Notifications¶
Audience: SREs wiring Bernstein into existing chat/alert systems.
What: Outbound, fire-and-forget notification drivers — Slack, Telegram, Discord, Email, generic webhook, PagerDuty (via webhook), Jira (via webhook), and shell command. Lifecycle events (pre_task, post_task, pre_merge, post_merge, pre_spawn) are fanned out to every configured sink whose filters match.
Why: Bernstein's chat-control bridges (Telegram/Slack/Discord drivers under core/chat/) are inbound — a human attaches and drives a run interactively. Long-running unattended runs need a symmetric outbound path to push "task failed", "merge landed", "budget exceeded" back to humans without hijacking the same chat. The notifications subsystem is that path. See core/notifications/protocol.py:1-22.
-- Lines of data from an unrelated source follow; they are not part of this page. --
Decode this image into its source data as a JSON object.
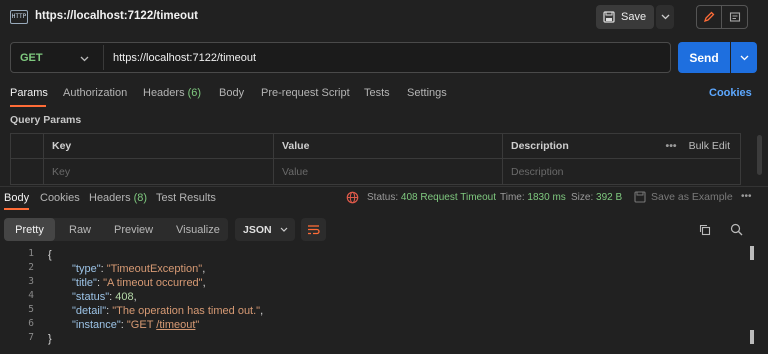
{
  "header": {
    "icon_text": "HTTP",
    "title": "https://localhost:7122/timeout",
    "save_label": "Save"
  },
  "request": {
    "method": "GET",
    "url": "https://localhost:7122/timeout",
    "send_label": "Send",
    "tabs": [
      {
        "label": "Params",
        "active": true
      },
      {
        "label": "Authorization"
      },
      {
        "label": "Headers",
        "badge": "(6)"
      },
      {
        "label": "Body"
      },
      {
        "label": "Pre-request Script"
      },
      {
        "label": "Tests"
      },
      {
        "label": "Settings"
      }
    ],
    "cookies_label": "Cookies",
    "query_params_label": "Query Params",
    "params_table": {
      "headers": [
        "Key",
        "Value",
        "Description"
      ],
      "placeholders": [
        "Key",
        "Value",
        "Description"
      ],
      "more_label": "•••",
      "bulk_edit_label": "Bulk Edit"
    }
  },
  "response": {
    "tabs": [
      {
        "label": "Body",
        "active": true
      },
      {
        "label": "Cookies"
      },
      {
        "label": "Headers",
        "badge": "(8)"
      },
      {
        "label": "Test Results"
      }
    ],
    "status_label": "Status:",
    "status_value": "408 Request Timeout",
    "time_label": "Time:",
    "time_value": "1830 ms",
    "size_label": "Size:",
    "size_value": "392 B",
    "save_example_label": "Save as Example",
    "more_label": "•••",
    "view_modes": [
      "Pretty",
      "Raw",
      "Preview",
      "Visualize"
    ],
    "active_view": "Pretty",
    "format": "JSON",
    "body_lines": [
      {
        "n": "1",
        "text": "{"
      },
      {
        "n": "2",
        "key": "\"type\"",
        "value": "\"TimeoutException\"",
        "tail": ","
      },
      {
        "n": "3",
        "key": "\"title\"",
        "value": "\"A timeout occurred\"",
        "tail": ","
      },
      {
        "n": "4",
        "key": "\"status\"",
        "value": "408",
        "tail": ","
      },
      {
        "n": "5",
        "key": "\"detail\"",
        "value": "\"The operation has timed out.\"",
        "tail": ","
      },
      {
        "n": "6",
        "key": "\"instance\"",
        "value_pre": "\"GET ",
        "value_link": "/timeout",
        "value_post": "\""
      },
      {
        "n": "7",
        "text": "}"
      }
    ]
  },
  "colors": {
    "accent": "#ff6c37",
    "send": "#1e6fdf",
    "link": "#5da8ff",
    "status_ok": "#7fc97f",
    "json_key": "#9cc3e6",
    "json_string": "#d79a74"
  }
}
Architecture (5-second mental model)¶
LifecycleEvent -> NotifyLifecycleBridge -> NotificationDispatcher -> Sinks
(subscribes hooks) (dedup + retry + (Slack,
dead-letter + audit) Telegram,
Email, ...)
Code anchors:
- Schema:
core/notifications/config.py:118-156 - Bridge wiring:
core/lifecycle/notify_bridge.py:75-202 - Retry/dedup/dead-letter:
core/notifications/bridge.py:46-67, 232-396 - Driver registry:
core/notifications/registry.py:42-282 - CLI:
cli/commands/notify_cmd.py:63-160
State directory layout:
.sdd/runtime/notifications/
dedup.jsonl # event_id LRU window (default 6h, 2048 entries)
dead_letter.jsonl # rotated at 5 MB; rename suffix .<unix-ts>
Drivers¶
Six first-party kinds ship in the wheel; third-party drivers register via the bernstein.notification_sinks entry-point group (core/notifications/registry.py:37-49).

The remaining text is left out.